As I do not have any experience of working in social services and only had limited exposure to social services funding when I was a councillor, I’ll neither deny or accept for now what has been put forward.

However, even after taking into consideration the pressures on Social Workers, the handling of the case of Baby P is simply unacceptable. This child was visited on 60 occasions by authorities and his case file should have had a bright red danger light flashing next to it. All the obvious signals appear to have been missed and the fact that no one has been held to account 15 months after this tragedy is shameful. Its only after David Cameron’s intervention at PMQ’s that an independent inquiry been set up. Can’t the Leader of the opposition raise concerns regarding the care of a child who subsequently dies who was in the watch of a Local Authority without being accused of playing party politics?

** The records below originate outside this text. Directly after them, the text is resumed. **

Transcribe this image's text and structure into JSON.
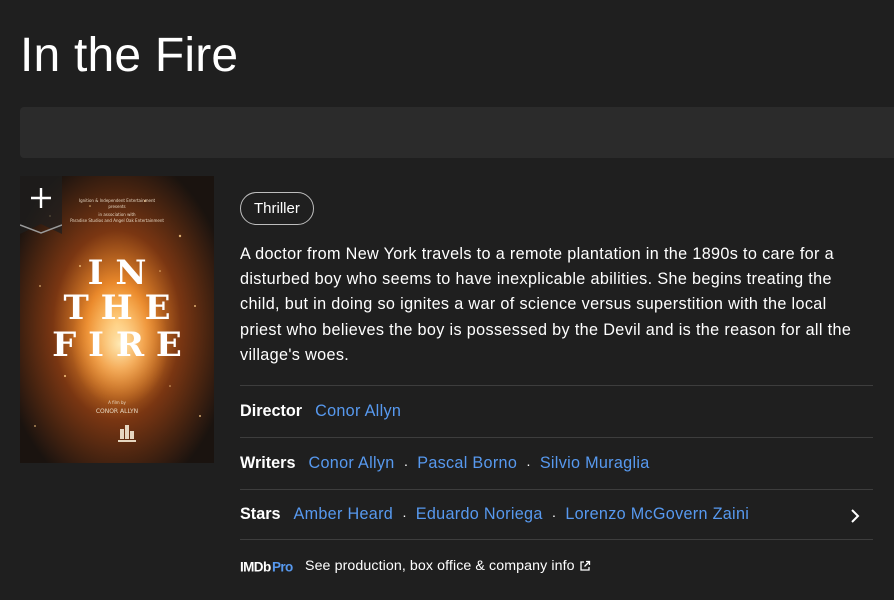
{
  "title": "In the Fire",
  "poster": {
    "title_lines": [
      "I N",
      "T H E",
      "F I R E"
    ],
    "top_credits": [
      "Ignition & Independent Entertainment",
      "presents",
      "in association with",
      "Paradise Studios and Angel Oak Entertainment"
    ],
    "a_film_by": "A film by",
    "director": "CONOR ALLYN"
  },
  "watchlist": {
    "icon": "plus-icon"
  },
  "genres": [
    "Thriller"
  ],
  "plot": "A doctor from New York travels to a remote plantation in the 1890s to care for a disturbed boy who seems to have inexplicable abilities. She begins treating the child, but in doing so ignites a war of science versus superstition with the local priest who believes the boy is possessed by the Devil and is the reason for all the village's woes.",
  "credits": {
    "director": {
      "label": "Director",
      "names": [
        "Conor Allyn"
      ]
    },
    "writers": {
      "label": "Writers",
      "names": [
        "Conor Allyn",
        "Pascal Borno",
        "Silvio Muraglia"
      ]
    },
    "stars": {
      "label": "Stars",
      "names": [
        "Amber Heard",
        "Eduardo Noriega",
        "Lorenzo McGovern Zaini"
      ]
    }
  },
  "imdbpro": {
    "logo_text": "IMDbPro",
    "link_text": "See production, box office & company info"
  },
  "colors": {
    "background": "#1f1f1f",
    "link": "#5799ef",
    "pro_blue": "#5799ef",
    "divider": "#3d3d3d"
  }
}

If the provision of social services isn’t adequately funded as our manager has claimed, or the training provisions inadequate, and the workload for each worker unbearable, then this is a damning indictment of the Labour Government’s record in this area. This Government has borrowed and taxed like none other before it and even after this tax and spend binge, if social workers feel there is inadequate funding and unbearable pressures on the system, then there ought to be a root and branch review of the whole system – except we had this after the Victoria Climbie case and yet we’re still talking about dealing with the same issues and concerns now.